S&P/Experian: Mortgage Default Rates Hold Steady
Overall credit default rates, including first mortgage defaults, held steady in November, S&P Dow Jones Indices and Experian reported yesterday.
The S&P/Experian Consumer Credit Default Indices said the composite rate and first mortgage default rate remained unchanged from October at 0.87% and 0.7%, respectively. Auto loan defaults recorded a 1.00% default rate, down eight basis points from October. The bank card default rate came in at 2.81%, up five basis points.
Three of the five major cities saw their default rates decrease in November. Dallas had the largest decrease, reporting 0.66%, down 10 basis points from October.
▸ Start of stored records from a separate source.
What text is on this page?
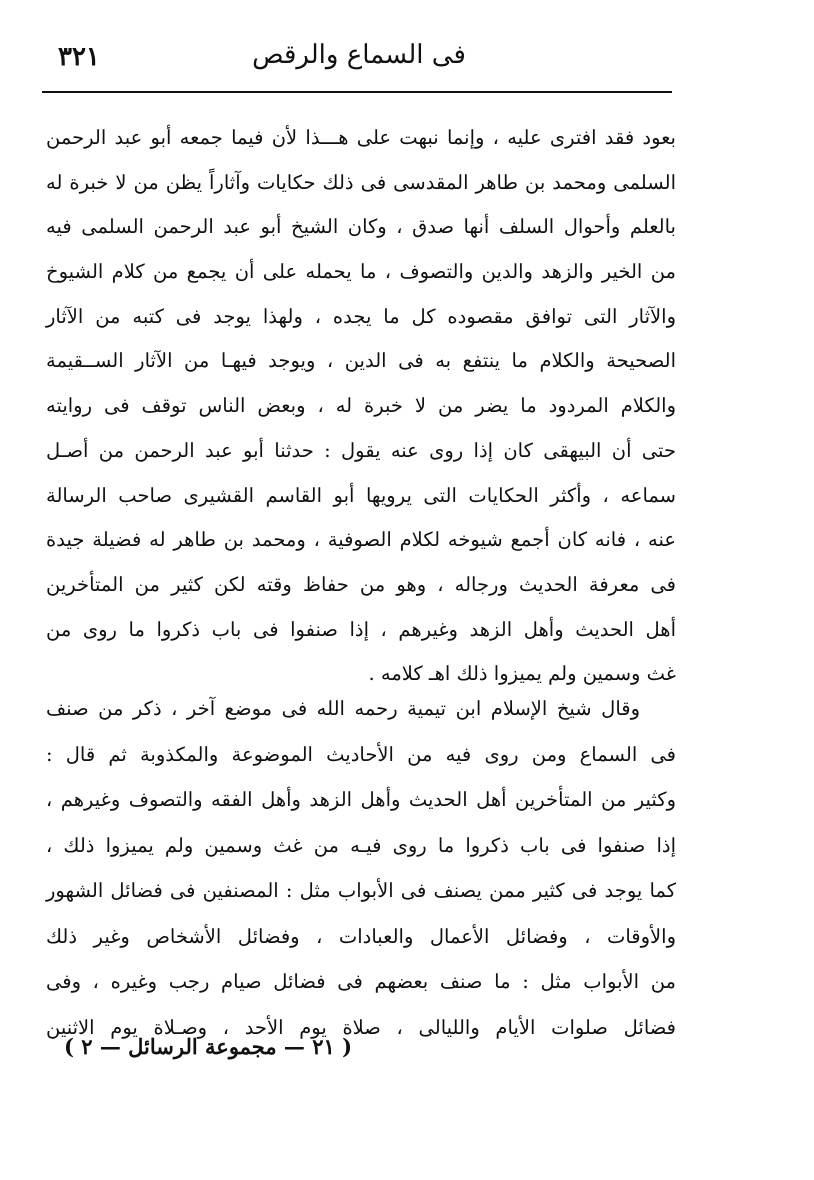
٣٢١	فى السماع والرقص
بعود فقد افترى عليه ، وإنما نبهت على هـــذا لأن فيما جمعه أبو عبد الرحمن
السلمى ومحمد بن طاهر المقدسى فى ذلك حكايات وآثاراً يظن من لا خبرة له
بالعلم وأحوال السلف أنها صدق ، وكان الشيخ أبو عبد الرحمن السلمى فيه
من الخير والزهد والدين والتصوف ، ما يحمله على أن يجمع من كلام الشيوخ
والآثار التى توافق مقصوده كل ما يجده ، ولهذا يوجد فى كتبه من الآثار
الصحيحة والكلام ما ينتفع به فى الدين ، ويوجد فيهـا من الآثار الســقيمة
والكلام المردود ما يضر من لا خبرة له ، وبعض الناس توقف فى روايته
حتى أن البيهقى كان إذا روى عنه يقول : حدثنا أبو عبد الرحمن من أصـل
سماعه ، وأكثر الحكايات التى يرويها أبو القاسم القشيرى صاحب الرسالة
عنه ، فانه كان أجمع شيوخه لكلام الصوفية ، ومحمد بن طاهر له فضيلة جيدة
فى معرفة الحديث ورجاله ، وهو من حفاظ وقته لكن كثير من المتأخرين
أهل الحديث وأهل الزهد وغيرهم ، إذا صنفوا فى باب ذكروا ما روى من
غث وسمين ولم يميزوا ذلك اهـ كلامه .
وقال شيخ الإسلام ابن تيمية رحمه الله فى موضع آخر ، ذكر من صنف
فى السماع ومن روى فيه من الأحاديث الموضوعة والمكذوبة ثم قال :
وكثير من المتأخرين أهل الحديث وأهل الزهد وأهل الفقه والتصوف وغيرهم ،
إذا صنفوا فى باب ذكروا ما روى فيـه من غث وسمين ولم يميزوا ذلك ،
كما يوجد فى كثير ممن يصنف فى الأبواب مثل : المصنفين فى فضائل الشهور
والأوقات ، وفضائل الأعمال والعبادات ، وفضائل الأشخاص وغير ذلك
من الأبواب مثل : ما صنف بعضهم فى فضائل صيام رجب وغيره ، وفى
فضائل صلوات الأيام والليالى ، صلاة يوم الأحد ، وصـلاة يوم الاثنين
( ٢١ — مجموعة الرسائل — ٢ )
New York saw its default rate decrease by two basis points to 0.91%, while Chicago reported a decrease to 0.96%, down one basis point from the previous month. Los Angeles saw its default rate increase, up eight basis points to 0.70%. Miami’s default rate spiked to 1.44%, up 38 basis points in November and setting a 12-month high, unmatched since 2013.
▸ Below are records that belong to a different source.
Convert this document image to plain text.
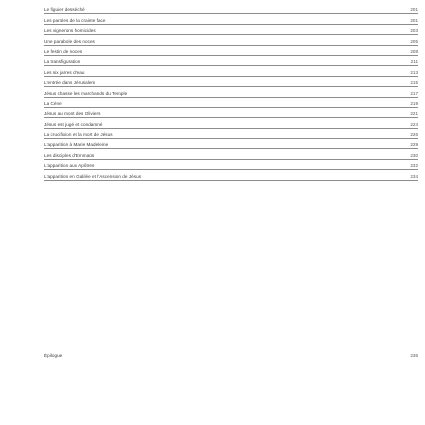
Le figuier desséché	201
Les paroles de la crainte face	201
Les vignerons homicides	203
Une parabole des noces	205
Le festin de noces	208
La transfiguration	211
Les six jarres d'eau	213
L'entrée dans Jérusalem	215
Jésus chasse les marchands du Temple	217
La Cène	219
Jésus au mont des Oliviers	221
Jésus est jugé et condamné	224
La crucifixion et la mort de Jésus	226
L'apparition à Marie Madeleine	229
Les disciples d'Emmaüs	230
L'apparition aux Apôtres	232
L'apparition en Galilée et l'Ascension de Jésus	234
Épilogue	236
“One factor may be that home prices rising in Miami and mortgages are the largest portion of the city composite rate,” said David Blitzer, Managing Director and Chairman of the Index Committee with S&P Dow Jones Indices. “While Dallas home prices are rising faster than Miami, Dallas prices fell far less in the housing bust and have rebounded to new all-time highs. Miami home prices remain more than 20% below the highs set in 2006.”
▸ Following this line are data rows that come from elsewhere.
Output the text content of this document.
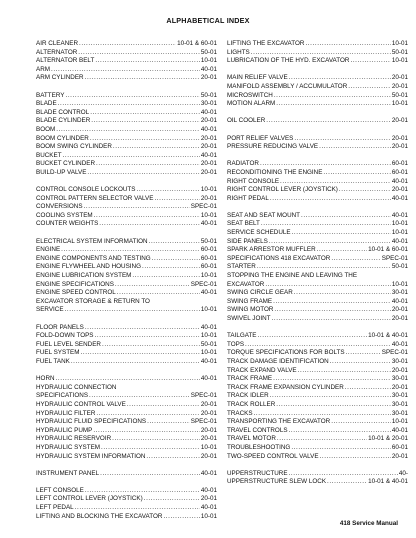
ALPHABETICAL INDEX
AIR CLEANER .....	10-01 & 60-01
ALTERNATOR .....	50-01
ALTERNATOR BELT .....	10-01
ARM .....	40-01
ARM CYLINDER .....	20-01
BATTERY .....	50-01
BLADE .....	30-01
BLADE CONTROL .....	40-01
BLADE CYLINDER .....	20-01
BOOM .....	40-01
BOOM CYLINDER .....	20-01
BOOM SWING CYLINDER .....	20-01
BUCKET .....	40-01
BUCKET CYLINDER .....	20-01
BUILD-UP VALVE .....	20-01
CONTROL CONSOLE LOCKOUTS .....	10-01
CONTROL PATTERN SELECTOR VALVE .....	20-01
CONVERSIONS .....	SPEC-01
COOLING SYSTEM .....	10-01
COUNTER WEIGHTS .....	40-01
ELECTRICAL SYSTEM INFORMATION .....	50-01
ENGINE .....	60-01
ENGINE COMPONENTS AND TESTING .....	60-01
ENGINE FLYWHEEL AND HOUSING .....	60-01
ENGINE LUBRICATION SYSTEM .....	10-01
ENGINE SPECIFICATIONS .....	SPEC-01
ENGINE SPEED CONTROL .....	40-01
EXCAVATOR STORAGE & RETURN TO
SERVICE .....	10-01
FLOOR PANELS .....	40-01
FOLD-DOWN TOPS .....	10-01
FUEL LEVEL SENDER .....	50-01
FUEL SYSTEM .....	10-01
FUEL TANK .....	40-01
HORN .....	40-01
HYDRAULIC CONNECTION
SPECIFICATIONS .....	SPEC-01
HYDRAULIC CONTROL VALVE .....	20-01
HYDRAULIC FILTER .....	20-01
HYDRAULIC FLUID SPECIFICATIONS .....	SPEC-01
HYDRAULIC PUMP .....	20-01
HYDRAULIC RESERVOIR .....	20-01
HYDRAULIC SYSTEM .....	10-01
HYDRAULIC SYSTEM INFORMATION .....	20-01
INSTRUMENT PANEL .....	40-01
LEFT CONSOLE .....	40-01
LEFT CONTROL LEVER (JOYSTICK) .....	20-01
LEFT PEDAL .....	40-01
LIFTING AND BLOCKING THE EXCAVATOR .....	10-01
LIFTING THE EXCAVATOR .....	10-01
LIGHTS .....	50-01
LUBRICATION OF THE HYD. EXCAVATOR .....	10-01
MAIN RELIEF VALVE .....	20-01
MANIFOLD ASSEMBLY / ACCUMULATOR .....	20-01
MICROSWITCH .....	50-01
MOTION ALARM .....	10-01
OIL COOLER .....	20-01
PORT RELIEF VALVES .....	20-01
PRESSURE REDUCING VALVE .....	20-01
RADIATOR .....	60-01
RECONDITIONING THE ENGINE .....	60-01
RIGHT CONSOLE .....	40-01
RIGHT CONTROL LEVER (JOYSTICK) .....	20-01
RIGHT PEDAL .....	40-01
SEAT AND SEAT MOUNT .....	40-01
SEAT BELT .....	10-01
SERVICE SCHEDULE .....	10-01
SIDE PANELS .....	40-01
SPARK ARRESTOR MUFFLER .....	10-01 & 60-01
SPECIFICATIONS 418 EXCAVATOR .....	SPEC-01
STARTER .....	50-01
STOPPING THE ENGINE AND LEAVING THE
EXCAVATOR .....	10-01
SWING CIRCLE GEAR .....	30-01
SWING FRAME .....	40-01
SWING MOTOR .....	20-01
SWIVEL JOINT .....	20-01
TAILGATE .....	10-01 & 40-01
TOPS .....	40-01
TORQUE SPECIFICATIONS FOR BOLTS .....	SPEC-01
TRACK DAMAGE IDENTIFICATION .....	30-01
TRACK EXPAND VALVE .....	20-01
TRACK FRAME .....	30-01
TRACK FRAME EXPANSION CYLINDER .....	20-01
TRACK IDLER .....	30-01
TRACK ROLLER .....	30-01
TRACKS .....	30-01
TRANSPORTING THE EXCAVATOR .....	10-01
TRAVEL CONTROLS .....	40-01
TRAVEL MOTOR .....	10-01 & 20-01
TROUBLESHOOTING .....	60-01
TWO-SPEED CONTROL VALVE .....	20-01
UPPERSTRUCTURE .....	40-
UPPERSTRUCTURE SLEW LOCK .....	10-01 & 40-01
418 Service Manual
Blitzer said recent data paint a picture of a strong economy, reflected by lower consumer credit defaults. “Default rates are modestly lower than a year ago, even as continued strength in home sales, auto sales and retail sales are supporting expanded use of consumer credit,” he said. “Money market rates rose after Election Day, the Fed raised the target range for the Fed funds rate last week, and has indicated that further increases lie ahead. The favorable default trends are likely to be tested in 2017 as interest rates rise.”